When it comes to big data, most companies are familiar with its volume, variety and velocity, but they may not be as attuned to data quality. That's because decision-makers often rush forward with ambitious plans to improve business intelligence strategies, but don't know that in order to discover golden nuggets of information, they need to govern the content they collect.
What is big data, exactly?
Business leaders' lofty goals for improved efficiency and productivity may not come to fruition if they were taken in by the buzz surrounding big data and didn't spend enough time gaining a better understanding of what it is and how it can help.
Many people know they want big data, but they have a hard time nailing down its exact definition. Information Management describes it as data which, due to its qualities and complexities, requires innovative processing solutions. It is a combination of structured data - that which fits into traditional databases, such as contact information or mathematical model outputs - and unstructured data. This encompasses many forms of content that can't be compiled quite as easily. Tweets, videos and website browsing metrics fall under this category.
Big data helps companies connect the dots
Combining both types of information is helpful because it allows companies to identify correlations that might otherwise have been difficult to see. For instance, a local drug store might determine that a spike in toothpaste sales coincides with the time when summer camps send supply lists to families who have enrolled their children, based on customers' tweets and Facebook posts about anticipated departures.
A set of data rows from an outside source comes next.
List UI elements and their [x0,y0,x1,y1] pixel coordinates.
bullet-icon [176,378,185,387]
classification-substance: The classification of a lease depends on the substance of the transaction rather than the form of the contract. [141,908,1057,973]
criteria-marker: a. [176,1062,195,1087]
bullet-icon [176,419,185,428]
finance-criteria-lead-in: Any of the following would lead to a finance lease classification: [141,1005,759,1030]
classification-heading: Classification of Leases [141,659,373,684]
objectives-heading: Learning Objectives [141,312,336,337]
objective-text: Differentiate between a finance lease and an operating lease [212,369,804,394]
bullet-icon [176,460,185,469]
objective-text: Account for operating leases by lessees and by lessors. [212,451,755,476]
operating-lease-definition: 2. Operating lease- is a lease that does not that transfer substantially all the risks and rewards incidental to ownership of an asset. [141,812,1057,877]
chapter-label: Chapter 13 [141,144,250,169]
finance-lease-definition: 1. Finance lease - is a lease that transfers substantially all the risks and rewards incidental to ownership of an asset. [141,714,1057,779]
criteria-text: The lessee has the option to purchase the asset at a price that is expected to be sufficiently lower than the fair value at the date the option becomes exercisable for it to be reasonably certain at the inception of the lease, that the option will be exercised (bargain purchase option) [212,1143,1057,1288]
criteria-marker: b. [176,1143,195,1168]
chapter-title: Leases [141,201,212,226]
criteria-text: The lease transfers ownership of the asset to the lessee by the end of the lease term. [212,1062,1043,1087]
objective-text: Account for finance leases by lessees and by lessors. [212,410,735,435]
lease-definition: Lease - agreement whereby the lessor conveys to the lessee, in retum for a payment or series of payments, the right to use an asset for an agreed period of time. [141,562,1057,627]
Data quality tools ensure that insight is correct
However, analysts can cross wires and come up with incorrect assessments if data isn't accurate and complete. This can occur when data quality is considered as an afterthought to big data plans, or if businesses underestimate how varied the content can be.
Software developer Patrick McKenzie recently created a blog post for Kalzumeus that demonstrates this idea. McKenzie explains that when companies invest in software, they make a number of false assumptions about their systems' needs. One of the most prevalent issues deals with names. This simple and important piece of identifying information can be misconstrued if programs have a limited number of spaces for characters, cannot include foreign letters or do not have enough fields for an individual's complete name.
Data quality tools can call attention to problems in content and prevent companies from making decisions based on inaccurate information.